Je désire seulement décrire un état intérieur qui permettra peut-être à certains d’entre nous de montrer, par l’exemple, ce qu’est le communisme et l’anarchie. Je veux simplement dire que cette liberté doit d’abord naître et se développer au plus profond de l’individu avant de se manifester comme réalité extérieure effective. [...] Les anarchistes aussi ont été jusqu’ici des esprits par trop systématiques, enserrés dans des concepts étroits et rigides ; et c’est là l’ultime réponse à la question de savoir pourquoi les anarchistes [de notre époque] accordent une certaine valeur au meurtre d’êtres humains. Ils ont pris l’habitude de s’occuper de concepts, et non plus des hommes. Pour eux, il y a deux classes distinctes et séparées qui se dressent l’une contre l’autre ; quand ils tuaient, ils ne tuaient point des hommes, mais le concept d’exploiteur, d’oppresseur ou d’homme d’État. La conséquence a été que précisément ceux qui font preuve le plus souvent d’une grande humanité dans la vie intime et les sentiments se laissent aller à l’inhumanité dans les activités publiques. Ils n’éprouvent alors plus aucune émotion ; ils agissent comme des êtres purement pensants qui, à l’instar du culte rendu par Robespierre à la déesse Raison, se font les serviteurs d’une divinité qui classe et juge les hommes. Les condamnations à mort que les anarchistes prononcent froidement s’expliquent par des jugements rendus en vertu d’une logique froide, sans profondeur, abstraite et hostile à la vie. L’anarchie n’a pourtant rien de cette évidence, de cette froideur, de cette clarté que les anarchistes ont cru pouvoir y trouver ; quand l’anarchie deviendra un rêve sombre et profond, au lieu d’être un monde accessible au concept, alors leur éthos et leur pratique seront d’une seule et même espèce. »

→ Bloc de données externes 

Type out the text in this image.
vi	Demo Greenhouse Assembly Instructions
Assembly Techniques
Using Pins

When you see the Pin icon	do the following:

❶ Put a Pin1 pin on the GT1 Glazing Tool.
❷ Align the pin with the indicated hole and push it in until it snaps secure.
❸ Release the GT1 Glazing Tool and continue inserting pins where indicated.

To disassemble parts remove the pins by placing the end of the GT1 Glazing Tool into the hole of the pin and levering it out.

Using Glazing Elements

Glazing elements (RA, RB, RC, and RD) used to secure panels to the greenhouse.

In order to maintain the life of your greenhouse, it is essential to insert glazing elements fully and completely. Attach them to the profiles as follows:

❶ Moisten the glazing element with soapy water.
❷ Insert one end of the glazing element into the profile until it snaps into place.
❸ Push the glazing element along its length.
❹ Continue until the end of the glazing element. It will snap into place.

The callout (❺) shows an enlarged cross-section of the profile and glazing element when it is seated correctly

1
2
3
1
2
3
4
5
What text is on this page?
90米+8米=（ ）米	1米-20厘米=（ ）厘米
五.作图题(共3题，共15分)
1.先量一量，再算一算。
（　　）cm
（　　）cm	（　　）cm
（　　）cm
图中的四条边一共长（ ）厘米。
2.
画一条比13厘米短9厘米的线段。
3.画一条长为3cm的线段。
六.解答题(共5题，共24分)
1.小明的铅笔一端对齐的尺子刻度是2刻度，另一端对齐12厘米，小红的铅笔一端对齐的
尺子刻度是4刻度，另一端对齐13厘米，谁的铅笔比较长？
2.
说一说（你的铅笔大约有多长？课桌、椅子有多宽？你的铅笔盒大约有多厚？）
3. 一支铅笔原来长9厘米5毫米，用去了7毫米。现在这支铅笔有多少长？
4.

-Gustav Landauer, "Pensées anarchistes sur l'anarchie", in Die Zukunft, tome 37, n° 4, 26 octobre 1901, pp. 134-140, In : Siegbert Wolf, Gustav Landauer – Ausgewählte Schriften, volume 2 : « Anarchismus », pp. 274-281, Lich, Verlag Edition AV, 2008. Traduit de l’allemand par Gaël Cheptou.

Post-scriptum 3 du 2 octobre: On pourra lire avec intérêt sur le même sujet l'article de Timothée Becuwe

Post-scriptum du 31 octobre: On pourra suivre une conférence-lecture de ce billet sur ma chaîne Odysse.

1 commentaire:

  1. La démarche de relier l’anarchisme à l’ontologie est intéressante, car on limite souvent celui-ci au domaine politique. Il y a sans doute des choses à creuser dans cette direction. Ellul se disait anarchiste et il a écrit un ouvrage sur Anarchie et christianisme. Je serais plus réservé sur le concept de « nature », qui risque de nous ramener une nouvelle fois à l’éternel panthéisme philosophique, de Parménide et Platon à Spinoza. Éternelle voie de la philosophie athée... Après, comme toujours, c’est sur l’application pratique que ça coince, et là pour le coup ça coince sérieusement. Comme toute pratique sociale, la sexualité obéit à des déterminations sociologiques assez rigoureuses, et d’ailleurs en pleine mutation ces dernières années. On ne peut pas employer ces mots à la légère, ou alors on ne fait plus de la pensée mais de la littérature, des fantasmes. Or ce que l’on observe c’est que précisément les explosions sociétales anarchistes (comme mai 68) n’ont pas conduit à plus de « liberté sexuelle », mais au contraire à l’effondrement des derniers bastions moraux qui préservaient les rapports humains des lois du marché. Tout cela a été magistralement analysé par Michel Houellebecq dans ses deux premiers romans que je cite toujours, mais il n’a pas usurpé sa réputation. Concrètement, et les études sociologiques le confirment, cela signifie non pas la liberté, mais un retour aux lois brutes de la sélection naturelle, une hypergamie féminine exponentielle, un nombre sans précédent de célibataires, à la fois urbains et ruraux, un accroissement des tensions et des violences intra-conjugales, une insatisfaction et une frustration accrues. Malheureusement c’est cela la vérité, il ne faut pas se payer de mots et prendre la posture facile du rebelle face à des dogmes qui sont tombés depuis bien longtemps.